3.6. Scanning Electron Micrographs

Micrographs of the reference and the HPP-treated samples were taken to investigate whether the pressure treatments had any effect on the structure of soy okara.

In the reference micrographs (Figure 6a,b), inhomogeneous, flakey surfaces were observed, representing the fiber structure. The treatment of 400 MPa (Figure 6e,f) and 600 MPa (Figure 6g,h) had a similar structure compared to the reference, but with more compact and rough cell structures. The micrographs of soy okara after treatment at 200 MPa (Figure 6c,d) had a different appearance with smaller structures that coated the surfaces.

4. Conclusions

The HPP treatment at 600 MPa significantly reduced the growth of total aerobic count, yeast and mold, and lactic acid bacteria in soy okara after four weeks of storage at 4 °C in the absence of oxygen. The soy beverage production prior to HPP treatment involved elevated temperatures, up to 100 °C, which induced protein denaturation. Therefore, the HPP process had a minor effect on protein denaturation. We suggest that HPP treatment under high pressures (600 MPa) had a larger impact on the fibers in soy okara, where insoluble fibers were partly converted into soluble fiber, which affected the pasting properties. The HPP-treated soy okara also maintained a high WHC and OHC independent of the pressure applied, which increases the utility of soy okara since such an ingredient can contribute to the texture and viscosity of a final product.

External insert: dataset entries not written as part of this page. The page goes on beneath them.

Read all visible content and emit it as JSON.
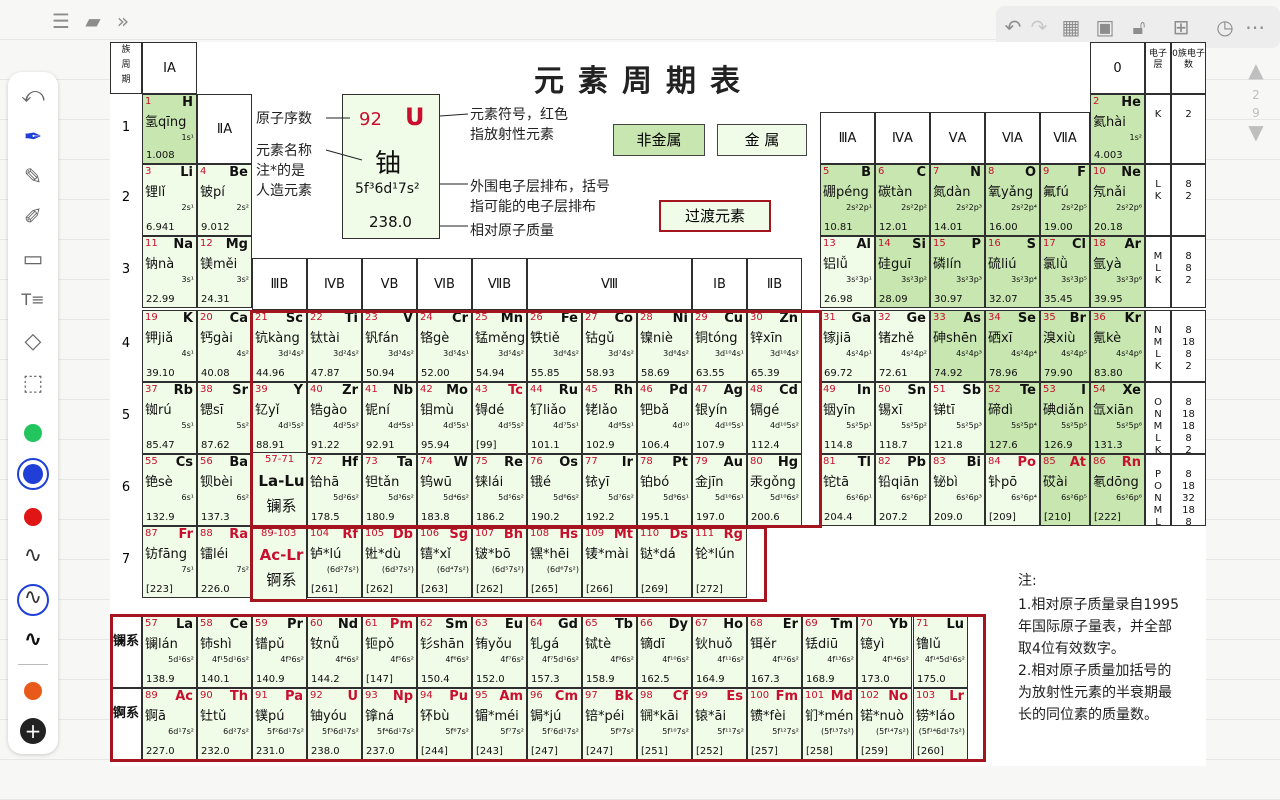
{
  "page": {
    "title": "元素周期表"
  },
  "toolbar_icons": [
    "undo-icon",
    "redo-icon",
    "hatch-icon",
    "save-icon",
    "lock-icon",
    "export-icon",
    "clock-icon",
    "more-icon"
  ],
  "pager": {
    "current": "2",
    "total": "9"
  },
  "colors": {
    "nonmetal": "#c8e6b0",
    "metal": "#f0fbe8",
    "border_red": "#a4151f",
    "symbol_red": "#c8102e",
    "tool_green": "#22c55e",
    "tool_blue": "#1f3fd6",
    "tool_red": "#e01515",
    "tool_orange": "#e85a1a"
  },
  "headers": {
    "corner_top": "族",
    "corner_mid": "周",
    "corner_bottom": "期",
    "g1": "ⅠA",
    "g2": "ⅡA",
    "g13": "ⅢA",
    "g14": "ⅣA",
    "g15": "ⅤA",
    "g16": "ⅥA",
    "g17": "ⅦA",
    "g0": "0",
    "shell_header": "电子层",
    "count_header": "0族电子数",
    "tm": [
      "ⅢB",
      "ⅣB",
      "ⅤB",
      "ⅥB",
      "ⅦB",
      "Ⅷ",
      "ⅠB",
      "ⅡB"
    ]
  },
  "periods": [
    "1",
    "2",
    "3",
    "4",
    "5",
    "6",
    "7"
  ],
  "legend": {
    "z": "92",
    "sym": "U",
    "name": "铀",
    "config": "5f³6d¹7s²",
    "mass": "238.0",
    "l_z": "原子序数",
    "l_name": "元素名称",
    "l_star1": "注*的是",
    "l_star2": "人造元素",
    "l_sym1": "元素符号，红色",
    "l_sym2": "指放射性元素",
    "l_cfg1": "外围电子层排布，括号",
    "l_cfg2": "指可能的电子层排布",
    "l_mass": "相对原子质量",
    "nonmetal": "非金属",
    "metal": "金 属",
    "transition": "过渡元素"
  },
  "series_labels": {
    "la": "镧系",
    "ac": "锕系",
    "la_ref": "57-71",
    "la_sym": "La-Lu",
    "ac_ref": "89-103",
    "ac_sym": "Ac-Lr"
  },
  "notes": {
    "title": "注:",
    "lines": [
      "1.相对原子质量录自1995",
      "年国际原子量表，并全部",
      "取4位有效数字。",
      "2.相对原子质量加括号的",
      "为放射性元素的半衰期最",
      "长的同位素的质量数。"
    ]
  },
  "elements": [
    {
      "z": "1",
      "sym": "H",
      "name": "氢qīng",
      "cfg": "1s¹",
      "mass": "1.008",
      "row": 1,
      "col": 1,
      "t": "nm"
    },
    {
      "z": "2",
      "sym": "He",
      "name": "氦hài",
      "cfg": "1s²",
      "mass": "4.003",
      "row": 1,
      "col": 18,
      "t": "nm"
    },
    {
      "z": "3",
      "sym": "Li",
      "name": "锂lǐ",
      "cfg": "2s¹",
      "mass": "6.941",
      "row": 2,
      "col": 1,
      "t": "mt"
    },
    {
      "z": "4",
      "sym": "Be",
      "name": "铍pí",
      "cfg": "2s²",
      "mass": "9.012",
      "row": 2,
      "col": 2,
      "t": "mt"
    },
    {
      "z": "5",
      "sym": "B",
      "name": "硼péng",
      "cfg": "2s²2p¹",
      "mass": "10.81",
      "row": 2,
      "col": 13,
      "t": "nm"
    },
    {
      "z": "6",
      "sym": "C",
      "name": "碳tàn",
      "cfg": "2s²2p²",
      "mass": "12.01",
      "row": 2,
      "col": 14,
      "t": "nm"
    },
    {
      "z": "7",
      "sym": "N",
      "name": "氮dàn",
      "cfg": "2s²2p³",
      "mass": "14.01",
      "row": 2,
      "col": 15,
      "t": "nm"
    },
    {
      "z": "8",
      "sym": "O",
      "name": "氧yǎng",
      "cfg": "2s²2p⁴",
      "mass": "16.00",
      "row": 2,
      "col": 16,
      "t": "nm"
    },
    {
      "z": "9",
      "sym": "F",
      "name": "氟fú",
      "cfg": "2s²2p⁵",
      "mass": "19.00",
      "row": 2,
      "col": 17,
      "t": "nm"
    },
    {
      "z": "10",
      "sym": "Ne",
      "name": "氖nǎi",
      "cfg": "2s²2p⁶",
      "mass": "20.18",
      "row": 2,
      "col": 18,
      "t": "nm"
    },
    {
      "z": "11",
      "sym": "Na",
      "name": "钠nà",
      "cfg": "3s¹",
      "mass": "22.99",
      "row": 3,
      "col": 1,
      "t": "mt"
    },
    {
      "z": "12",
      "sym": "Mg",
      "name": "镁měi",
      "cfg": "3s²",
      "mass": "24.31",
      "row": 3,
      "col": 2,
      "t": "mt"
    },
    {
      "z": "13",
      "sym": "Al",
      "name": "铝lǚ",
      "cfg": "3s²3p¹",
      "mass": "26.98",
      "row": 3,
      "col": 13,
      "t": "mt"
    },
    {
      "z": "14",
      "sym": "Si",
      "name": "硅guī",
      "cfg": "3s²3p²",
      "mass": "28.09",
      "row": 3,
      "col": 14,
      "t": "nm"
    },
    {
      "z": "15",
      "sym": "P",
      "name": "磷lín",
      "cfg": "3s²3p³",
      "mass": "30.97",
      "row": 3,
      "col": 15,
      "t": "nm"
    },
    {
      "z": "16",
      "sym": "S",
      "name": "硫liú",
      "cfg": "3s²3p⁴",
      "mass": "32.07",
      "row": 3,
      "col": 16,
      "t": "nm"
    },
    {
      "z": "17",
      "sym": "Cl",
      "name": "氯lǜ",
      "cfg": "3s²3p⁵",
      "mass": "35.45",
      "row": 3,
      "col": 17,
      "t": "nm"
    },
    {
      "z": "18",
      "sym": "Ar",
      "name": "氩yà",
      "cfg": "3s²3p⁶",
      "mass": "39.95",
      "row": 3,
      "col": 18,
      "t": "nm"
    },
    {
      "z": "19",
      "sym": "K",
      "name": "钾jiǎ",
      "cfg": "4s¹",
      "mass": "39.10",
      "row": 4,
      "col": 1,
      "t": "mt"
    },
    {
      "z": "20",
      "sym": "Ca",
      "name": "钙gài",
      "cfg": "4s²",
      "mass": "40.08",
      "row": 4,
      "col": 2,
      "t": "mt"
    },
    {
      "z": "21",
      "sym": "Sc",
      "name": "钪kàng",
      "cfg": "3d¹4s²",
      "mass": "44.96",
      "row": 4,
      "col": 3,
      "t": "mt"
    },
    {
      "z": "22",
      "sym": "Ti",
      "name": "钛tài",
      "cfg": "3d²4s²",
      "mass": "47.87",
      "row": 4,
      "col": 4,
      "t": "mt"
    },
    {
      "z": "23",
      "sym": "V",
      "name": "钒fán",
      "cfg": "3d³4s²",
      "mass": "50.94",
      "row": 4,
      "col": 5,
      "t": "mt"
    },
    {
      "z": "24",
      "sym": "Cr",
      "name": "铬gè",
      "cfg": "3d⁵4s¹",
      "mass": "52.00",
      "row": 4,
      "col": 6,
      "t": "mt"
    },
    {
      "z": "25",
      "sym": "Mn",
      "name": "锰měng",
      "cfg": "3d⁵4s²",
      "mass": "54.94",
      "row": 4,
      "col": 7,
      "t": "mt"
    },
    {
      "z": "26",
      "sym": "Fe",
      "name": "铁tiě",
      "cfg": "3d⁶4s²",
      "mass": "55.85",
      "row": 4,
      "col": 8,
      "t": "mt"
    },
    {
      "z": "27",
      "sym": "Co",
      "name": "钴gǔ",
      "cfg": "3d⁷4s²",
      "mass": "58.93",
      "row": 4,
      "col": 9,
      "t": "mt"
    },
    {
      "z": "28",
      "sym": "Ni",
      "name": "镍niè",
      "cfg": "3d⁸4s²",
      "mass": "58.69",
      "row": 4,
      "col": 10,
      "t": "mt"
    },
    {
      "z": "29",
      "sym": "Cu",
      "name": "铜tóng",
      "cfg": "3d¹⁰4s¹",
      "mass": "63.55",
      "row": 4,
      "col": 11,
      "t": "mt"
    },
    {
      "z": "30",
      "sym": "Zn",
      "name": "锌xīn",
      "cfg": "3d¹⁰4s²",
      "mass": "65.39",
      "row": 4,
      "col": 12,
      "t": "mt"
    },
    {
      "z": "31",
      "sym": "Ga",
      "name": "镓jiā",
      "cfg": "4s²4p¹",
      "mass": "69.72",
      "row": 4,
      "col": 13,
      "t": "mt"
    },
    {
      "z": "32",
      "sym": "Ge",
      "name": "锗zhě",
      "cfg": "4s²4p²",
      "mass": "72.61",
      "row": 4,
      "col": 14,
      "t": "mt"
    },
    {
      "z": "33",
      "sym": "As",
      "name": "砷shēn",
      "cfg": "4s²4p³",
      "mass": "74.92",
      "row": 4,
      "col": 15,
      "t": "nm"
    },
    {
      "z": "34",
      "sym": "Se",
      "name": "硒xī",
      "cfg": "4s²4p⁴",
      "mass": "78.96",
      "row": 4,
      "col": 16,
      "t": "nm"
    },
    {
      "z": "35",
      "sym": "Br",
      "name": "溴xiù",
      "cfg": "4s²4p⁵",
      "mass": "79.90",
      "row": 4,
      "col": 17,
      "t": "nm"
    },
    {
      "z": "36",
      "sym": "Kr",
      "name": "氪kè",
      "cfg": "4s²4p⁶",
      "mass": "83.80",
      "row": 4,
      "col": 18,
      "t": "nm"
    },
    {
      "z": "37",
      "sym": "Rb",
      "name": "铷rú",
      "cfg": "5s¹",
      "mass": "85.47",
      "row": 5,
      "col": 1,
      "t": "mt"
    },
    {
      "z": "38",
      "sym": "Sr",
      "name": "锶sī",
      "cfg": "5s²",
      "mass": "87.62",
      "row": 5,
      "col": 2,
      "t": "mt"
    },
    {
      "z": "39",
      "sym": "Y",
      "name": "钇yǐ",
      "cfg": "4d¹5s²",
      "mass": "88.91",
      "row": 5,
      "col": 3,
      "t": "mt"
    },
    {
      "z": "40",
      "sym": "Zr",
      "name": "锆gào",
      "cfg": "4d²5s²",
      "mass": "91.22",
      "row": 5,
      "col": 4,
      "t": "mt"
    },
    {
      "z": "41",
      "sym": "Nb",
      "name": "铌ní",
      "cfg": "4d⁴5s¹",
      "mass": "92.91",
      "row": 5,
      "col": 5,
      "t": "mt"
    },
    {
      "z": "42",
      "sym": "Mo",
      "name": "钼mù",
      "cfg": "4d⁵5s¹",
      "mass": "95.94",
      "row": 5,
      "col": 6,
      "t": "mt"
    },
    {
      "z": "43",
      "sym": "Tc",
      "name": "锝dé",
      "cfg": "4d⁵5s²",
      "mass": "[99]",
      "row": 5,
      "col": 7,
      "t": "mt"
    },
    {
      "z": "44",
      "sym": "Ru",
      "name": "钌liǎo",
      "cfg": "4d⁷5s¹",
      "mass": "101.1",
      "row": 5,
      "col": 8,
      "t": "mt"
    },
    {
      "z": "45",
      "sym": "Rh",
      "name": "铑lǎo",
      "cfg": "4d⁸5s¹",
      "mass": "102.9",
      "row": 5,
      "col": 9,
      "t": "mt"
    },
    {
      "z": "46",
      "sym": "Pd",
      "name": "钯bǎ",
      "cfg": "4d¹⁰",
      "mass": "106.4",
      "row": 5,
      "col": 10,
      "t": "mt"
    },
    {
      "z": "47",
      "sym": "Ag",
      "name": "银yín",
      "cfg": "4d¹⁰5s¹",
      "mass": "107.9",
      "row": 5,
      "col": 11,
      "t": "mt"
    },
    {
      "z": "48",
      "sym": "Cd",
      "name": "镉gé",
      "cfg": "4d¹⁰5s²",
      "mass": "112.4",
      "row": 5,
      "col": 12,
      "t": "mt"
    },
    {
      "z": "49",
      "sym": "In",
      "name": "铟yīn",
      "cfg": "5s²5p¹",
      "mass": "114.8",
      "row": 5,
      "col": 13,
      "t": "mt"
    },
    {
      "z": "50",
      "sym": "Sn",
      "name": "锡xī",
      "cfg": "5s²5p²",
      "mass": "118.7",
      "row": 5,
      "col": 14,
      "t": "mt"
    },
    {
      "z": "51",
      "sym": "Sb",
      "name": "锑tī",
      "cfg": "5s²5p³",
      "mass": "121.8",
      "row": 5,
      "col": 15,
      "t": "mt"
    },
    {
      "z": "52",
      "sym": "Te",
      "name": "碲dì",
      "cfg": "5s²5p⁴",
      "mass": "127.6",
      "row": 5,
      "col": 16,
      "t": "nm"
    },
    {
      "z": "53",
      "sym": "I",
      "name": "碘diǎn",
      "cfg": "5s²5p⁵",
      "mass": "126.9",
      "row": 5,
      "col": 17,
      "t": "nm"
    },
    {
      "z": "54",
      "sym": "Xe",
      "name": "氙xiān",
      "cfg": "5s²5p⁶",
      "mass": "131.3",
      "row": 5,
      "col": 18,
      "t": "nm"
    },
    {
      "z": "55",
      "sym": "Cs",
      "name": "铯sè",
      "cfg": "6s¹",
      "mass": "132.9",
      "row": 6,
      "col": 1,
      "t": "mt"
    },
    {
      "z": "56",
      "sym": "Ba",
      "name": "钡bèi",
      "cfg": "6s²",
      "mass": "137.3",
      "row": 6,
      "col": 2,
      "t": "mt"
    },
    {
      "z": "72",
      "sym": "Hf",
      "name": "铪hā",
      "cfg": "5d²6s²",
      "mass": "178.5",
      "row": 6,
      "col": 4,
      "t": "mt"
    },
    {
      "z": "73",
      "sym": "Ta",
      "name": "钽tǎn",
      "cfg": "5d³6s²",
      "mass": "180.9",
      "row": 6,
      "col": 5,
      "t": "mt"
    },
    {
      "z": "74",
      "sym": "W",
      "name": "钨wū",
      "cfg": "5d⁴6s²",
      "mass": "183.8",
      "row": 6,
      "col": 6,
      "t": "mt"
    },
    {
      "z": "75",
      "sym": "Re",
      "name": "铼lái",
      "cfg": "5d⁵6s²",
      "mass": "186.2",
      "row": 6,
      "col": 7,
      "t": "mt"
    },
    {
      "z": "76",
      "sym": "Os",
      "name": "锇é",
      "cfg": "5d⁶6s²",
      "mass": "190.2",
      "row": 6,
      "col": 8,
      "t": "mt"
    },
    {
      "z": "77",
      "sym": "Ir",
      "name": "铱yī",
      "cfg": "5d⁷6s²",
      "mass": "192.2",
      "row": 6,
      "col": 9,
      "t": "mt"
    },
    {
      "z": "78",
      "sym": "Pt",
      "name": "铂bó",
      "cfg": "5d⁹6s¹",
      "mass": "195.1",
      "row": 6,
      "col": 10,
      "t": "mt"
    },
    {
      "z": "79",
      "sym": "Au",
      "name": "金jīn",
      "cfg": "5d¹⁰6s¹",
      "mass": "197.0",
      "row": 6,
      "col": 11,
      "t": "mt"
    },
    {
      "z": "80",
      "sym": "Hg",
      "name": "汞gǒng",
      "cfg": "5d¹⁰6s²",
      "mass": "200.6",
      "row": 6,
      "col": 12,
      "t": "mt"
    },
    {
      "z": "81",
      "sym": "Tl",
      "name": "铊tā",
      "cfg": "6s²6p¹",
      "mass": "204.4",
      "row": 6,
      "col": 13,
      "t": "mt"
    },
    {
      "z": "82",
      "sym": "Pb",
      "name": "铅qiān",
      "cfg": "6s²6p²",
      "mass": "207.2",
      "row": 6,
      "col": 14,
      "t": "mt"
    },
    {
      "z": "83",
      "sym": "Bi",
      "name": "铋bì",
      "cfg": "6s²6p³",
      "mass": "209.0",
      "row": 6,
      "col": 15,
      "t": "mt"
    },
    {
      "z": "84",
      "sym": "Po",
      "name": "钋pō",
      "cfg": "6s²6p⁴",
      "mass": "[209]",
      "row": 6,
      "col": 16,
      "t": "mt"
    },
    {
      "z": "85",
      "sym": "At",
      "name": "砹ài",
      "cfg": "6s²6p⁵",
      "mass": "[210]",
      "row": 6,
      "col": 17,
      "t": "nm"
    },
    {
      "z": "86",
      "sym": "Rn",
      "name": "氡dōng",
      "cfg": "6s²6p⁶",
      "mass": "[222]",
      "row": 6,
      "col": 18,
      "t": "nm"
    },
    {
      "z": "87",
      "sym": "Fr",
      "name": "钫fāng",
      "cfg": "7s¹",
      "mass": "[223]",
      "row": 7,
      "col": 1,
      "t": "mt"
    },
    {
      "z": "88",
      "sym": "Ra",
      "name": "镭léi",
      "cfg": "7s²",
      "mass": "226.0",
      "row": 7,
      "col": 2,
      "t": "mt"
    },
    {
      "z": "104",
      "sym": "Rf",
      "name": "𬬻*lú",
      "cfg": "(6d²7s²)",
      "mass": "[261]",
      "row": 7,
      "col": 4,
      "t": "mt"
    },
    {
      "z": "105",
      "sym": "Db",
      "name": "𬭊*dù",
      "cfg": "(6d³7s²)",
      "mass": "[262]",
      "row": 7,
      "col": 5,
      "t": "mt"
    },
    {
      "z": "106",
      "sym": "Sg",
      "name": "𬭳*xǐ",
      "cfg": "(6d⁴7s²)",
      "mass": "[263]",
      "row": 7,
      "col": 6,
      "t": "mt"
    },
    {
      "z": "107",
      "sym": "Bh",
      "name": "𬭛*bō",
      "cfg": "(6d⁵7s²)",
      "mass": "[262]",
      "row": 7,
      "col": 7,
      "t": "mt"
    },
    {
      "z": "108",
      "sym": "Hs",
      "name": "𬭶*hēi",
      "cfg": "(6d⁶7s²)",
      "mass": "[265]",
      "row": 7,
      "col": 8,
      "t": "mt"
    },
    {
      "z": "109",
      "sym": "Mt",
      "name": "鿏*mài",
      "cfg": "",
      "mass": "[266]",
      "row": 7,
      "col": 9,
      "t": "mt"
    },
    {
      "z": "110",
      "sym": "Ds",
      "name": "𫟼*dá",
      "cfg": "",
      "mass": "[269]",
      "row": 7,
      "col": 10,
      "t": "mt"
    },
    {
      "z": "111",
      "sym": "Rg",
      "name": "𬬭*lún",
      "cfg": "",
      "mass": "[272]",
      "row": 7,
      "col": 11,
      "t": "mt"
    }
  ],
  "lanthanides": [
    {
      "z": "57",
      "sym": "La",
      "name": "镧lán",
      "cfg": "5d¹6s²",
      "mass": "138.9"
    },
    {
      "z": "58",
      "sym": "Ce",
      "name": "铈shì",
      "cfg": "4f¹5d¹6s²",
      "mass": "140.1"
    },
    {
      "z": "59",
      "sym": "Pr",
      "name": "镨pǔ",
      "cfg": "4f³6s²",
      "mass": "140.9"
    },
    {
      "z": "60",
      "sym": "Nd",
      "name": "钕nǚ",
      "cfg": "4f⁴6s²",
      "mass": "144.2"
    },
    {
      "z": "61",
      "sym": "Pm",
      "name": "钷pǒ",
      "cfg": "4f⁵6s²",
      "mass": "[147]"
    },
    {
      "z": "62",
      "sym": "Sm",
      "name": "钐shān",
      "cfg": "4f⁶6s²",
      "mass": "150.4"
    },
    {
      "z": "63",
      "sym": "Eu",
      "name": "铕yǒu",
      "cfg": "4f⁷6s²",
      "mass": "152.0"
    },
    {
      "z": "64",
      "sym": "Gd",
      "name": "钆gá",
      "cfg": "4f⁷5d¹6s²",
      "mass": "157.3"
    },
    {
      "z": "65",
      "sym": "Tb",
      "name": "铽tè",
      "cfg": "4f⁹6s²",
      "mass": "158.9"
    },
    {
      "z": "66",
      "sym": "Dy",
      "name": "镝dī",
      "cfg": "4f¹⁰6s²",
      "mass": "162.5"
    },
    {
      "z": "67",
      "sym": "Ho",
      "name": "钬huǒ",
      "cfg": "4f¹¹6s²",
      "mass": "164.9"
    },
    {
      "z": "68",
      "sym": "Er",
      "name": "铒ěr",
      "cfg": "4f¹²6s²",
      "mass": "167.3"
    },
    {
      "z": "69",
      "sym": "Tm",
      "name": "铥diū",
      "cfg": "4f¹³6s²",
      "mass": "168.9"
    },
    {
      "z": "70",
      "sym": "Yb",
      "name": "镱yì",
      "cfg": "4f¹⁴6s²",
      "mass": "173.0"
    },
    {
      "z": "71",
      "sym": "Lu",
      "name": "镥lǔ",
      "cfg": "4f¹⁴5d¹6s²",
      "mass": "175.0"
    }
  ],
  "actinides": [
    {
      "z": "89",
      "sym": "Ac",
      "name": "锕ā",
      "cfg": "6d¹7s²",
      "mass": "227.0"
    },
    {
      "z": "90",
      "sym": "Th",
      "name": "钍tǔ",
      "cfg": "6d²7s²",
      "mass": "232.0"
    },
    {
      "z": "91",
      "sym": "Pa",
      "name": "镤pú",
      "cfg": "5f²6d¹7s²",
      "mass": "231.0"
    },
    {
      "z": "92",
      "sym": "U",
      "name": "铀yóu",
      "cfg": "5f³6d¹7s²",
      "mass": "238.0"
    },
    {
      "z": "93",
      "sym": "Np",
      "name": "镎ná",
      "cfg": "5f⁴6d¹7s²",
      "mass": "237.0"
    },
    {
      "z": "94",
      "sym": "Pu",
      "name": "钚bù",
      "cfg": "5f⁶7s²",
      "mass": "[244]"
    },
    {
      "z": "95",
      "sym": "Am",
      "name": "镅*méi",
      "cfg": "5f⁷7s²",
      "mass": "[243]"
    },
    {
      "z": "96",
      "sym": "Cm",
      "name": "锔*jú",
      "cfg": "5f⁷6d¹7s²",
      "mass": "[247]"
    },
    {
      "z": "97",
      "sym": "Bk",
      "name": "锫*péi",
      "cfg": "5f⁹7s²",
      "mass": "[247]"
    },
    {
      "z": "98",
      "sym": "Cf",
      "name": "锎*kāi",
      "cfg": "5f¹⁰7s²",
      "mass": "[251]"
    },
    {
      "z": "99",
      "sym": "Es",
      "name": "锿*āi",
      "cfg": "5f¹¹7s²",
      "mass": "[252]"
    },
    {
      "z": "100",
      "sym": "Fm",
      "name": "镄*fèi",
      "cfg": "5f¹²7s²",
      "mass": "[257]"
    },
    {
      "z": "101",
      "sym": "Md",
      "name": "钔*mén",
      "cfg": "(5f¹³7s²)",
      "mass": "[258]"
    },
    {
      "z": "102",
      "sym": "No",
      "name": "锘*nuò",
      "cfg": "(5f¹⁴7s²)",
      "mass": "[259]"
    },
    {
      "z": "103",
      "sym": "Lr",
      "name": "铹*láo",
      "cfg": "(5f¹⁴6d¹7s²)",
      "mass": "[260]"
    }
  ],
  "shells": [
    {
      "row": 1,
      "shells": "K",
      "count": "2"
    },
    {
      "row": 2,
      "shells": "L K",
      "count": "8 2"
    },
    {
      "row": 3,
      "shells": "M L K",
      "count": "8 8 2"
    },
    {
      "row": 4,
      "shells": "N M L K",
      "count": "8 18 8 2"
    },
    {
      "row": 5,
      "shells": "O N M L K",
      "count": "8 18 18 8 2"
    },
    {
      "row": 6,
      "shells": "P O N M L K",
      "count": "8 18 32 18 8 2"
    }
  ]
}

The reduction in microbial growth and increased viscosity properties through the HPP treatment at 600 MPa create opportunities for a new preservation technique of soy okara, which could eliminate the need for drying or freezing of this by-product. More studies are needed to increase the knowledge regarding which types of microorganisms are present in the soy okara. When this is known, it is possible to design a process to reduce the growth even further and to evaluate the microbiological safety of the product. If spores are present, a combination of pressure and heat treatment could be appropriate for future investigations.

HPP has significant potential in the food industry where it can assure safety and quality attributes similar to thermal treatment, while at the same time being able to keep freshness, flavor, and nutritional content intact. However, future work within this technology include increasing understanding of the effect of HPP more deeply on different operating conditions to clarify the effects toward toxicity, allergenicity, loss of digestibility, and eating quality of foods [55]. Due to the food safety problem of bacterial spores and VBNC, there is also future development to combine HPP with other thermal or other alternative treatments such as low pH or natural antimicrobials [46,55]. Studies on HPP that contribute with additional data can therefore be valuable in the development of HPP treatment within the food industry. This study contributed new information on microbial inactivation in soy okara with HPP, which has not been examined before. Due to the complex matrix of soy okara and the probable spore problem, it can be concluded that soy okara and similar products might need other processing conditions, such as longer holding time, higher pressures, or higher temperatures.